A Toxin From Scorpion Venom Combined With A Fluorescent Beacon Specifically Lights Up A Variety Of Cancers

You finally have a clear view of the patient's brain and begin carefully inspecting the tissue. The MRI scans show most of the tumor in the left rear quadrant of the brain. The patterned folds present elsewhere in the brain are disrupted here, and the tissue is irregular, slightly less firm. You recognize this as not normal brain tissue, but the surface of tumor you must remove. It's important to remove the entire tumor; otherwise the cancer can return and may become even harder to treat. But if you remove too much, the damages can be severe and permanent. If only it didn't all look about the same. You hold a silent breath and start to cut.

"You guys need to come up with some way to make these cancer cells light up so that we can see them,” said Richard Ellenbogen, the chief of neurosurgery at Children's Hospital and Regional Medical Center in Seattle. It was time for "tumor board,” a conference where surgeons, oncologists, radiologists, nurses, and other medical staff discuss any complicated cancer cases in the hospital. Topics could include anything from assessing scans for potential relapse to planning upcoming difficult treatments.

That day, Ellenbogen was discussing a particularly troublesome case in which surgeons left behind part of a young girl's brain tumor because it looked just like normal brain. For the last 20 years, Ellenbogen had thought about how to light up brain cancer cells. He turned to Jim Olson and said, "I believe your lab can come up with the answer.”

Jim Olson runs a brain cancer research lab at the Fred Hutchinson Cancer Research Center. Last year, his lab released a paper describing the development of "Tumor Paint,” a novel molecule to make cancer cells glow, and his lab is currently testing its use in a variety of mouse cancer models.

Tumor Paint has given Olson a great feeling of satisfaction. Like Ellenbogen, he too had been dreaming of identifying cancer cells for close to 20 years. In 1989, Olson remembers, he was defending his thesis project describing a technique to make tumors detectable by hospitals' scanners. When asked what was next for his project, he replied that he wanted to make the cells actually change color. In 1989, technology hadn't evolved to a point where this feat was possible. Now, after being challenged in the tumor board meeting, Olson started to think there might finally be a way.

Olson soon brought Patrik Gabikian, a neurosurgery resident, into the lab to start looking for a way to specifically mark tumor cells. Gabikian started sifting through the computer databases. Cancer reports. Neuroscience journals. National Library of Medicine listings. Text books. He hated it. "Every day Patrik would ask me for reagents [to start his experiments]” Olson recalls. "And I'd tell him no.” There was considerable amount of research already published and Olson thought there must be something buried in the literature that they could use.

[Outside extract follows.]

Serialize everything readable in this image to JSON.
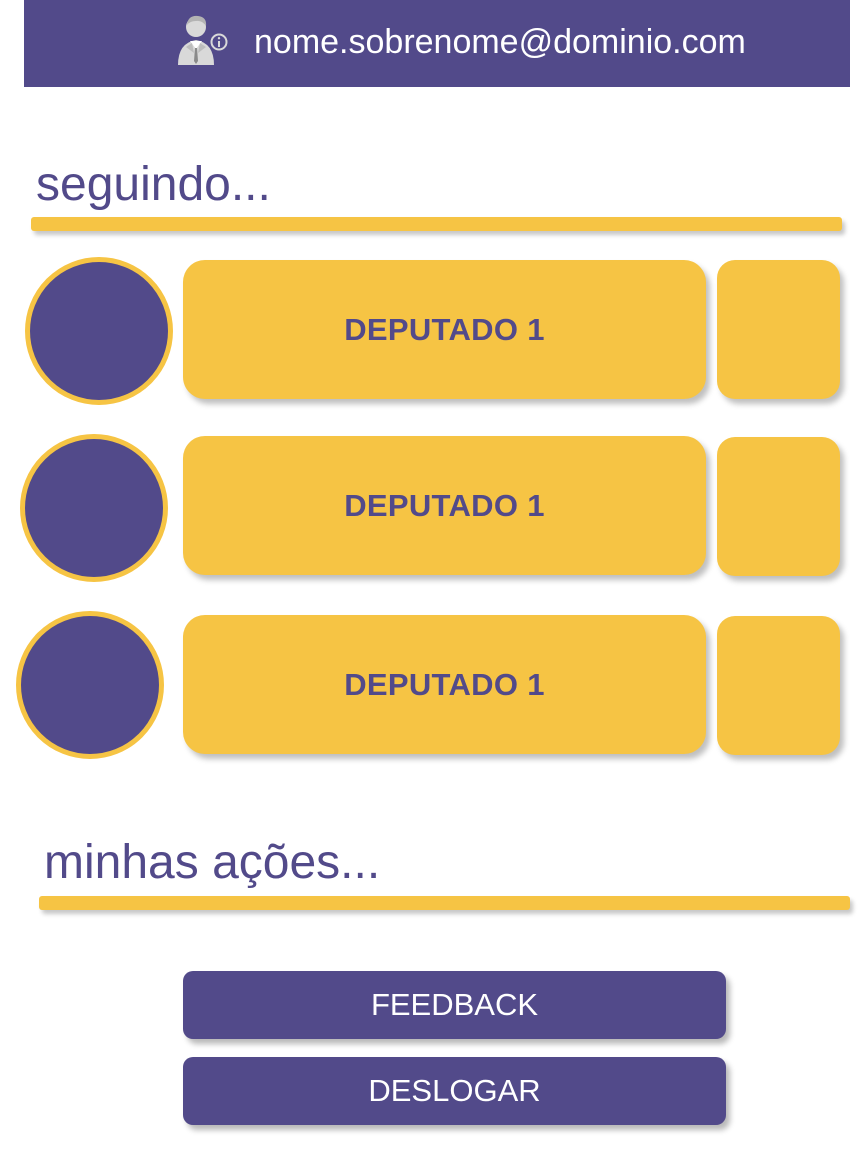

Several weeks wore by before Gabikian found a few reports using a small protein called chlorotoxin, found in the venom of the Israeli desert scorpion. Researchers were studying how chlorotoxin inhibits the flow of salts through channels in the membrane of glioma (a type of brain cancer) cells. Most exciting was a report that proved radioactive chlorotoxin could bind to gliomas in the brain while bypassing most normal tissues.

Chlorotoxin had all the signs of a superb targeting protein. The scorpions had already spent millions of years evolving a protein that could cross from the blood into the brain– a major hurdle for human drug developers. Researchers now believe that it binds to a cell surface protein called MMP2 which acts like a molecular brush cutter clearing space around the cell. Since cancer cells are constantly growing, they need proteins like MMP2 to make space for themselves in the body. Chlorotoxin could therefore stick to many different kinds of cancer. Maybe.

With a targeting molecule in hand, the next decision was how to light it up. Purple, blue, green, and yellow light do not pass through tissue well, so a tumor emitting these colors would be missed if brain tissue got in the way. Red light shines through tissue better but is harder to see and is obscured by blood. "Dyes at longer wavelengths can penetrate through the tissue better and have lower background,” explains Mark Stroud, a senior scientist in the Olson lab. The solution was to go beyond red and use near-infrared light. Although it cannot be seen with the naked eye, near-infrared shines through tissue better than any color in the rainbow and is easily seen by special cameras.

For light, Olson decided to utilize a fluorescent dye called Cy5.5 to emit the near-infrared light. Since his lab did not have the chemistry experience to join the two molecules, Olson partnered with Miqin Zhang at the University of Washington. Zhang returned the linked molecules now named Chlorotoxin:Cy5.5.

After about 6 months of testing and evaluations in the lab, Gabikian injected about 1/300th of an ounce of Chlorotoxin:Cy5.5 into the bloodstream of a mouse with a glioma. "As soon as we saw the first image, that was the moment I knew it would work,” Olson recalls.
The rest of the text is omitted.